Sejarah Singkat Tunggal Hati Seminari (THS)
Pada
tahun 1983, Seminari Menengah Mertoyudan , Magelang, Jawa Tengah,
mengundang seorang frater untuk mengajar. Hal tersebut biasa saja, yang
agak aneh adalah frater tersebut diminta untuk mengajar pencak silat.
Tentu saja seminari sudah memikirkan "Mengapa Pencak Silat ?". Ternyata
dalam "penggodogan" pendidikan calon imam di seminari ditanamkan pula
rasa cinta akan tanah air, rasa hormat serta tanggung jawab akan
nilai-nilai budaya bangsa Indonesia tercinta, dan sekaligus mengakar
pada iman akan wafat dan kebangkitan-Nya.
Latihan bela diri pencak silat dimulai. Para seminaris yang ikut
latihan pertama kali berjumlah 73 orang. Tetapi konyolnya, frater
tersebut hanya bisa mengajar bela diri sekali sebulan saja. Secara
teoritis tidak mungkin mengajarkan bela diri hanya 2 jam saja dalam 1
bulan. Dilain pihak, sebagai calon imam yang dididik untuk memecahkan
persoalan, maka latihan bela diri itupun tetap berjalan walaupun
terseok-seok. Apa akibatnya ? Banyak seminaris yang mengundurkan diri,
tidak mau lagi mengikuti latihan pencak silat ini.
Memasuki
tahun 1984, seminaris yang tetap bertahan mengikuti latihan pencak
silat ini tinggal 11 orang. Mulailah diadakan peningkatan latihan
beladiri yang lebih berat lagi. Dilaksanakan di Kaliurang, lereng
Gunung Merapi, Jawa Tengah, didampingi oleh seorang dokter dan seorang
psikolog. Akhirnya latihan tersebut mencapai tahap akhir, berlangsung di
pantai Parangtritis, Yogyakarta. Disinilah tercipta jurus-jurus
otentik Seminari yang dibuat oleh para seminaris dan frater yang masih
muda usia, miskin pengalaman, namun memiliki kebulatan tekad mau
berbakti bagi seminari, mau berkorban demi iman dan cinta nan suci pada
Ibu Pertiwi. Dari sini muncullah gagasan bersama "Ide menguak masa
depan". Beladiri sebagai sarana kerasulan.
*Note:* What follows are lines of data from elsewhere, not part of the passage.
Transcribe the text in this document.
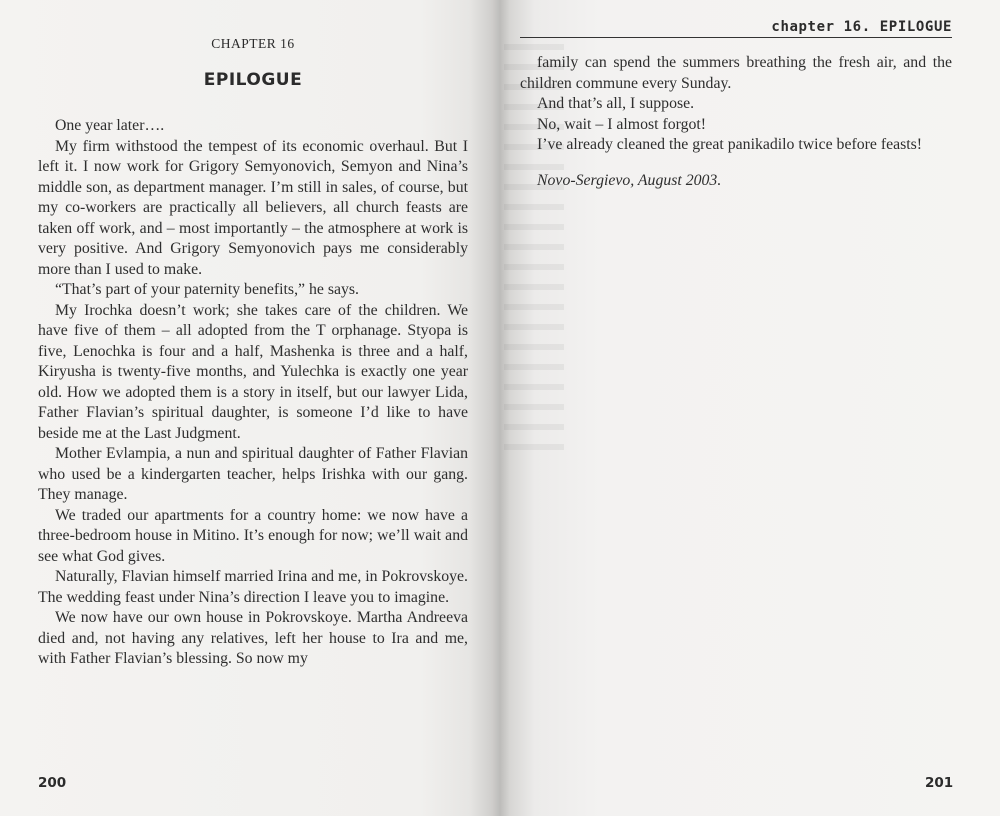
CHAPTER 16
EPILOGUE

One year later….

My firm withstood the tempest of its economic overhaul. But I left it. I now work for Grigory Semyonovich, Semyon and Nina’s middle son, as department manager. I’m still in sales, of course, but my co-workers are practically all believers, all church feasts are taken off work, and – most importantly – the atmosphere at work is very positive. And Grigory Semyonovich pays me considerably more than I used to make.

“That’s part of your paternity benefits,” he says.

My Irochka doesn’t work; she takes care of the children. We have five of them – all adopted from the T orphanage. Styopa is five, Lenochka is four and a half, Mashenka is three and a half, Kiryusha is twenty-five months, and Yulechka is exactly one year old. How we adopted them is a story in itself, but our lawyer Lida, Father Flavian’s spiritual daughter, is someone I’d like to have beside me at the Last Judgment.

Mother Evlampia, a nun and spiritual daughter of Father Flavian who used be a kindergarten teacher, helps Irishka with our gang. They manage.

We traded our apartments for a country home: we now have a three-bedroom house in Mitino. It’s enough for now; we’ll wait and see what God gives.

Naturally, Flavian himself married Irina and me, in Pokrovskoye. The wedding feast under Nina’s direction I leave you to imagine.

We now have our own house in Pokrovskoye. Martha Andreeva died and, not having any relatives, left her house to Ira and me, with Father Flavian’s blessing. So now my

200
chapter 16. EPILOGUE

family can spend the summers breathing the fresh air, and the children commune every Sunday.

And that’s all, I suppose.

No, wait – I almost forgot!

I’ve already cleaned the great panikadilo twice before feasts!

Novo-Sergievo, August 2003.

201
Dewan Pendiri dan Motto Perjuangan
Ide
menguak masa depan disepakati. Bela diri akan dijadikan sebagai alat
kerasulan. Berdirilah Dewan Pendiri, yaitu suatu dewan yang
beranggotakan para perintis dan pendiri serta pemrakarsa bentuk-bentuk
idealisme kegiatan THS-THM. Mereka terdiri dari sebelas pria berikut ini
:
Rm. M. Hadiwijoyo, Pr. (bebas tugas, Jakarta);
Dr. RMS
Haripurnomo Kushadiwijaya (Yogyakarta);
St. Adi Satriyo Nugroho, SPd.
(Timor Timur);
YB. Prasetyo Yudono, MSBA. (Jakarta);
Brigjen TNI (Purn)
Ign. Imam Kuseno Miharjo (Jakarta);
Y. Lilik S. Dwijosusanto, SPd.
(Yogyakarta);
Benediktus Wiharto, SH. (Bandung);
Rm. AG. Luhur Prihadi,
Pr. (Pematangsiantar);
Rm. R. Heru Subyakto, Pr. (Magelang);
Drs.
Petrus Agus Salim (Jakarta);
A. Bambang Wahjudi, SP. (Muntilan)
bersama dengan empat wanita berikut ini :
Dra.
MM. Emmy Putraningrum (Yogyakarta);
Ibu Imam Kuseno Miharjo (Jakarta);
Dra. C. Wahyu Dramastuti (Jakarta);
M. Sri Selastiningsih, SE.
(Jakarta).
Dalam design yang diharapkan sebenarnya akan ada
anggota pria dan wanita masing-masing dua belas orang dalam Dewan
Pendiri. Angka 12 diturunkan dari jumlah rasul Yesus. Setiap anggota
Dewan Pendiri ditentukan dengan pertimbangan seluruh anggota, tidak ada
pemecatan terhadapnya, dapat keluar atas permintaan sendiri atau
karena tindakan yang jelas bertentangan dengan azas pendirian
organisasi Katolik THS-THM ini; seperti terjadi pada mantan anggota
Dewan Pendiri : Rm. J. Sandharma Akbar, Pr. (Bogor) yang telah
menjalankan kegiatan bertentangan dengan azas pendirian organisasi
Katolik THS-THM; serta dua anggota lain yang karena suatu keadaan telah
mengundurkan diri dengan baik dan tetap dikenang jasa dan kerjasamanya
: Lettu (TNI) FP. Krisdaryadi (Surabaya) dan Ning Suyanto
(Yogyakarta). Untuk memelihara jumlah anggota dewan suatu langkah
penggantian dilakukan.
Sebagian anggota dewan telah terlebih
dahulu mempersiapkan kehadiran THS-THM sejak awal 1980-an : Frater
Hadiwijaya, Dokter Haripurnomo dan Psikolog Emmy Putraningrum, serta
para siswa seminari Mertoyudan yaitu Adi, Heru, Luhur, Lilik, Wiharto,
Prasetyo dan Kris serta sejumlah murid seminari Mertoyudan lain.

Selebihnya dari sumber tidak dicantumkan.